On pourrait répliquer que la combinaison diplomatie-action militaire est un outil dont l'utilisation est répandue et qui a pour fonction de se placer en position de force, peu importe l'issue.

Là où Mme Ghitis ne se trompe pas, c'est en faisant remarquer que les combattants du Hamas ont démontré qu'ils n'avaient pas la trempe de ceux du Hezbollah libanais. Ils n'ont tout simplement pas su opposer de résistance effective à Tsahal, contrairement à l'épisode impliquant la milice chiite à l'été 2006. À ce titre, le Hamas – qui semblait tout-puissant lorsqu'il avait évincé le Fatah de la bande de Gaza en juin 2007 – aura cette fois-ci déçu ses commanditaires iranien et syrien. On pourrait cependant arguer que les efforts du Hamas ont été freinés par la destruction massive.

Quant à la déclaration de victoire d'Israël, cela aura peut-être pour effet de soigner les plaies psychologiques qu'avait causées le Hezbollah en s'imposant farouchement en 2006.
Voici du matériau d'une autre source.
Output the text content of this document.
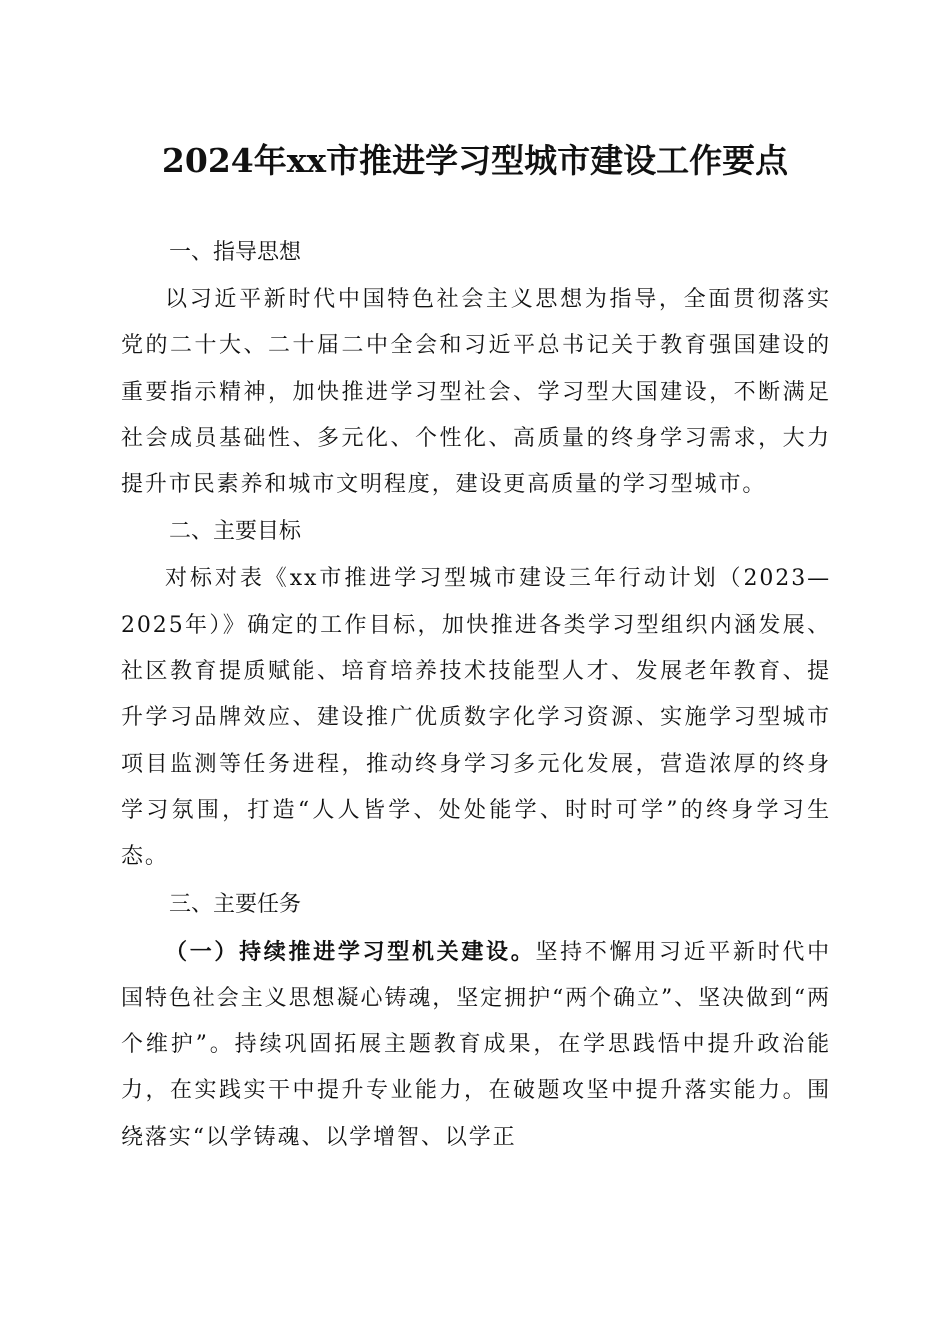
2024年xx市推进学习型城市建设工作要点
一、指导思想

以习近平新时代中国特色社会主义思想为指导，全面贯彻落实党的二十大、二十届二中全会和习近平总书记关于教育强国建设的重要指示精神，加快推进学习型社会、学习型大国建设，不断满足社会成员基础性、多元化、个性化、高质量的终身学习需求，大力提升市民素养和城市文明程度，建设更高质量的学习型城市。

二、主要目标

对标对表《xx市推进学习型城市建设三年行动计划（2023—2025年）》确定的工作目标，加快推进各类学习型组织内涵发展、社区教育提质赋能、培育培养技术技能型人才、发展老年教育、提升学习品牌效应、建设推广优质数字化学习资源、实施学习型城市项目监测等任务进程，推动终身学习多元化发展，营造浓厚的终身学习氛围，打造“人人皆学、处处能学、时时可学”的终身学习生态。

三、主要任务

（一）持续推进学习型机关建设。坚持不懈用习近平新时代中国特色社会主义思想凝心铸魂，坚定拥护“两个确立”、坚决做到“两个维护”。持续巩固拓展主题教育成果，在学思践悟中提升政治能力，在实践实干中提升专业能力，在破题攻坚中提升落实能力。围绕落实“以学铸魂、以学增智、以学正
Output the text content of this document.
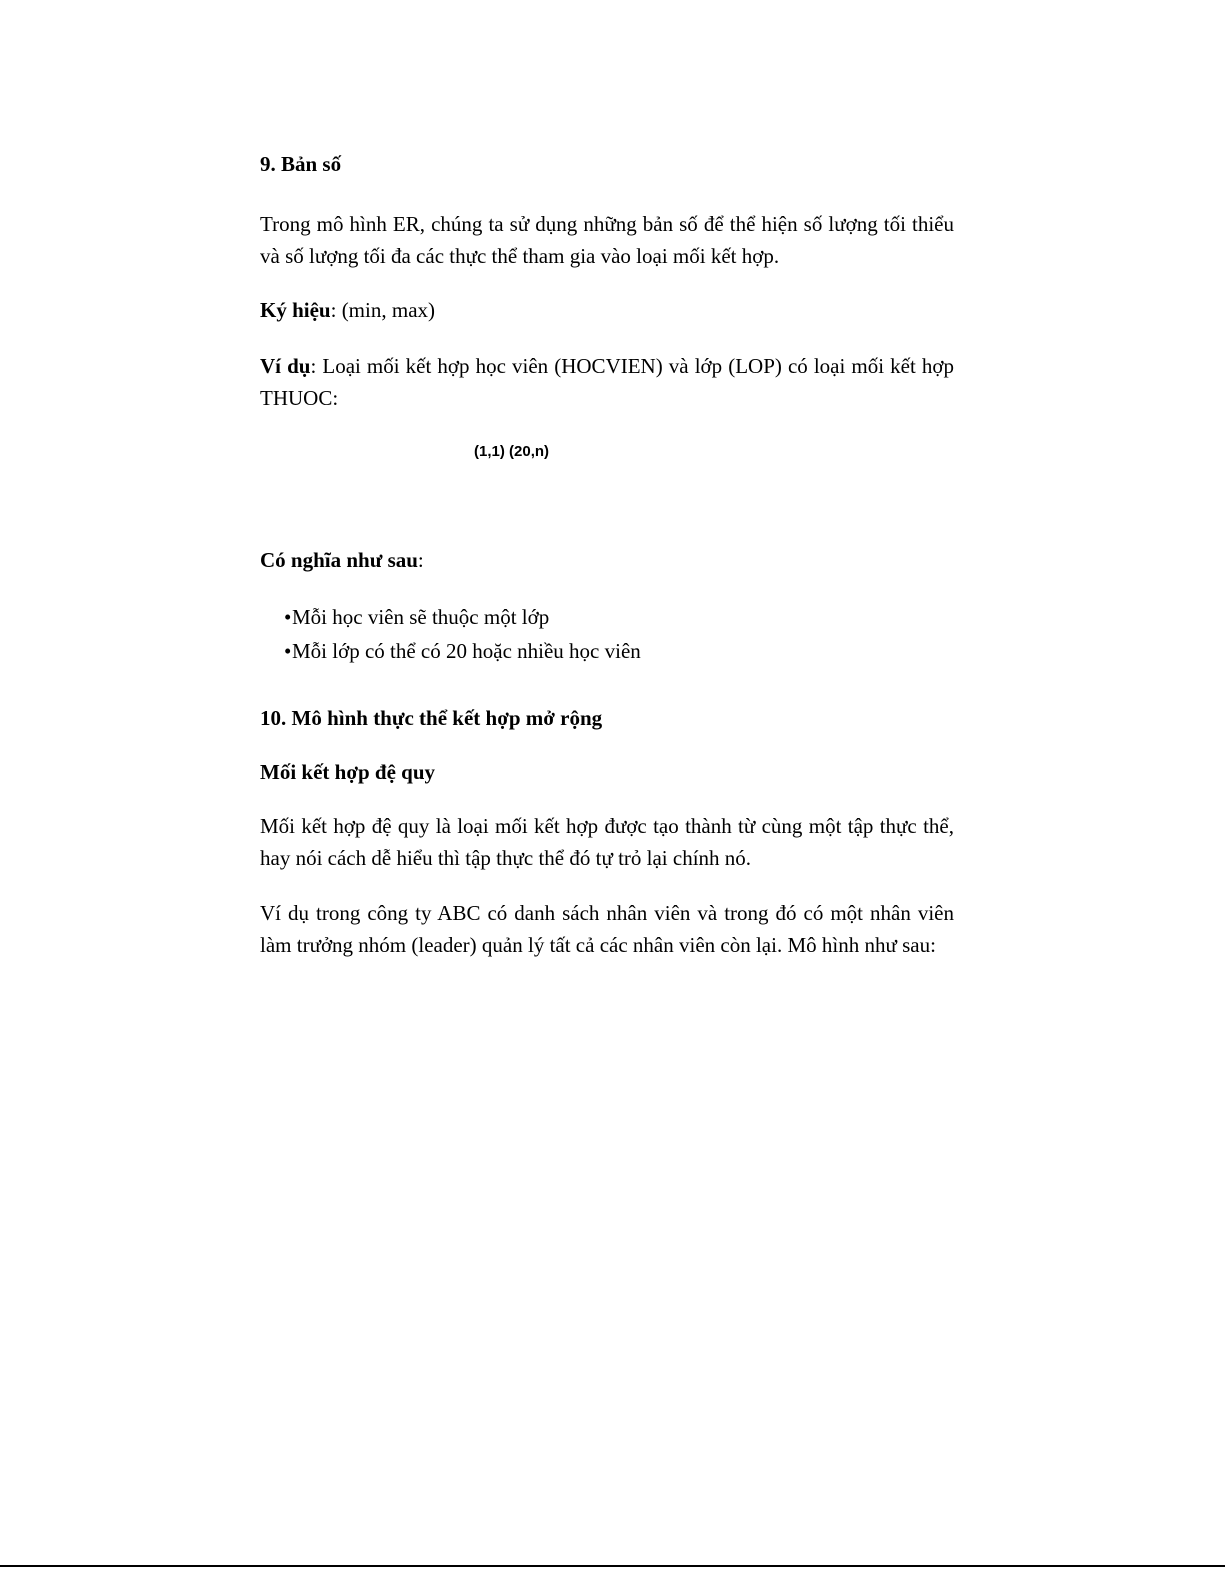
9. Bản số

Trong mô hình ER, chúng ta sử dụng những bản số để thể hiện số lượng tối thiểu và số lượng tối đa các thực thể tham gia vào loại mối kết hợp.

Ký hiệu: (min, max)

Ví dụ: Loại mối kết hợp học viên (HOCVIEN) và lớp (LOP) có loại mối kết hợp THUOC:

(1,1) (20,n)

Có nghĩa như sau:

•Mỗi học viên sẽ thuộc một lớp
•Mỗi lớp có thể có 20 hoặc nhiều học viên

10. Mô hình thực thể kết hợp mở rộng

Mối kết hợp đệ quy

Mối kết hợp đệ quy là loại mối kết hợp được tạo thành từ cùng một tập thực thể, hay nói cách dễ hiểu thì tập thực thể đó tự trỏ lại chính nó.

Ví dụ trong công ty ABC có danh sách nhân viên và trong đó có một nhân viên làm trưởng nhóm (leader) quản lý tất cả các nhân viên còn lại. Mô hình như sau:
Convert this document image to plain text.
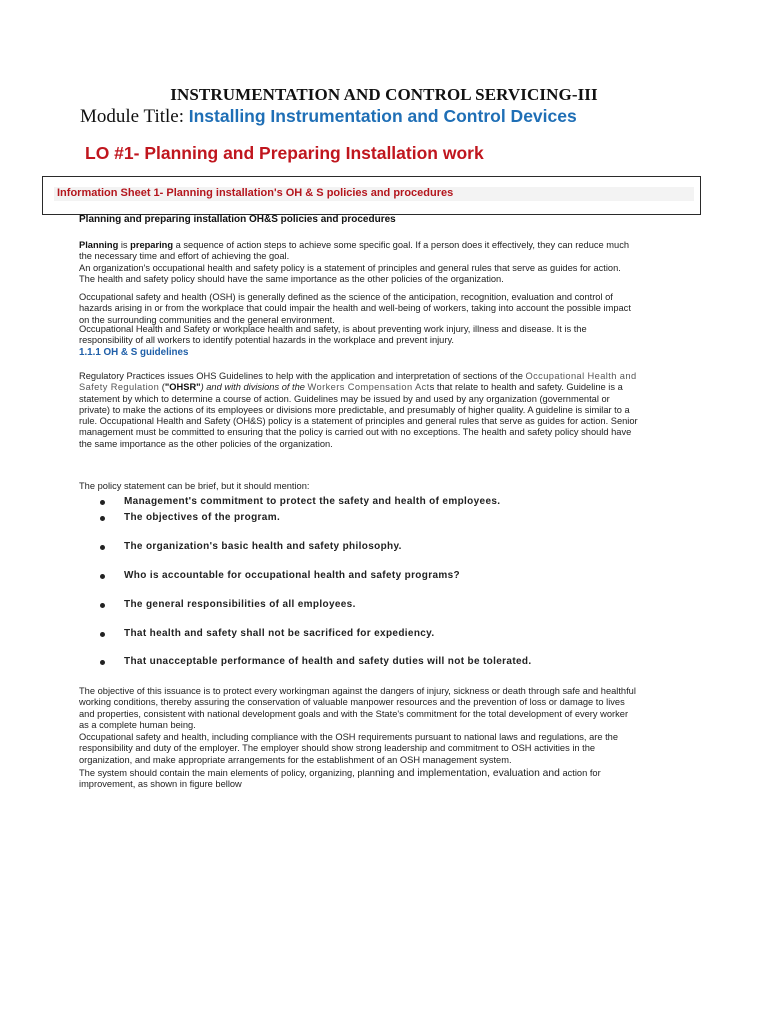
INSTRUMENTATION AND CONTROL SERVICING-III
Module Title: Installing Instrumentation and Control Devices
LO #1- Planning and Preparing Installation work
Information Sheet 1- Planning installation's OH & S policies and procedures
Planning and preparing installation OH&S policies and procedures
Planning is preparing a sequence of action steps to achieve some specific goal. If a person does it effectively, they can reduce much the necessary time and effort of achieving the goal.
An organization's occupational health and safety policy is a statement of principles and general rules that serve as guides for action. The health and safety policy should have the same importance as the other policies of the organization.
Occupational safety and health (OSH) is generally defined as the science of the anticipation, recognition, evaluation and control of hazards arising in or from the workplace that could impair the health and well-being of workers, taking into account the possible impact on the surrounding communities and the general environment.
Occupational Health and Safety or workplace health and safety, is about preventing work injury, illness and disease. It is the responsibility of all workers to identify potential hazards in the workplace and prevent injury.
1.1.1 OH & S guidelines
Regulatory Practices issues OHS Guidelines to help with the application and interpretation of sections of the Occupational Health and Safety Regulation ("OHSR") and with divisions of the Workers Compensation Acts that relate to health and safety. Guideline is a statement by which to determine a course of action. Guidelines may be issued by and used by any organization (governmental or private) to make the actions of its employees or divisions more predictable, and presumably of higher quality. A guideline is similar to a rule. Occupational Health and Safety (OH&S) policy is a statement of principles and general rules that serve as guides for action. Senior management must be committed to ensuring that the policy is carried out with no exceptions. The health and safety policy should have the same importance as the other policies of the organization.
The policy statement can be brief, but it should mention:
Management's commitment to protect the safety and health of employees.
The objectives of the program.
The organization's basic health and safety philosophy.
Who is accountable for occupational health and safety programs?
The general responsibilities of all employees.
That health and safety shall not be sacrificed for expediency.
That unacceptable performance of health and safety duties will not be tolerated.
The objective of this issuance is to protect every workingman against the dangers of injury, sickness or death through safe and healthful working conditions, thereby assuring the conservation of valuable manpower resources and the prevention of loss or damage to lives and properties, consistent with national development goals and with the State's commitment for the total development of every worker as a complete human being.
Occupational safety and health, including compliance with the OSH requirements pursuant to national laws and regulations, are the responsibility and duty of the employer. The employer should show strong leadership and commitment to OSH activities in the organization, and make appropriate arrangements for the establishment of an OSH management system.
The system should contain the main elements of policy, organizing, planning and implementation, evaluation and action for improvement, as shown in figure bellow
Quelle serait donc cette victoire d'Israël? Celle d'avoir infligé un maximum de dommages au Hamas en ciblant ses tunnels de ravitaillement, ses stocks de roquettes et d'armes légères, ses dirigeants, ses forces de sécurité et de nombreuses infrastructures. Selon les Forces de défense israéliennes (via Reuters), 2500 sites ont été visés par des bombardements. L'imposition de l'autorité sur le territoire de la bande de Gaza est devenue beaucoup plus ardue dans ce contexte.

Peut-être bien une victoire illusoire, alors que le nombre de victimes civiles chez les Palestiniens a écarté le soutien qu'aurait pu engendrer l'offensive. Israël en ressort donc plus entaché sur la scène internationale et il a mis fin à son opération quelques jours avant le changement d'administration aux États-Unis. Cette dernière aurait peut-être été moins silencieuse que l'actuelle, et comme on entend régulièrement : Israël n'écoute que Washington.

Si les condamnations ont fusé de toutes parts, certains pays ont pris au sérieux les préoccupations d'Israël concernant la contrebande d'armes dans la bande de Gaza. À ce titre, les Israéliens ont marqué un point qui rendra certainement plus difficile l'approvisionnement des différents groupes militants, ou terroristes (c'est selon). On a rapporté que le premier ministre britannique, Gordon Brown, mentionne que l'Allemagne, la France et son pays seraient prêts à envoyer des navires dans la région pour lutter contre la contrebande.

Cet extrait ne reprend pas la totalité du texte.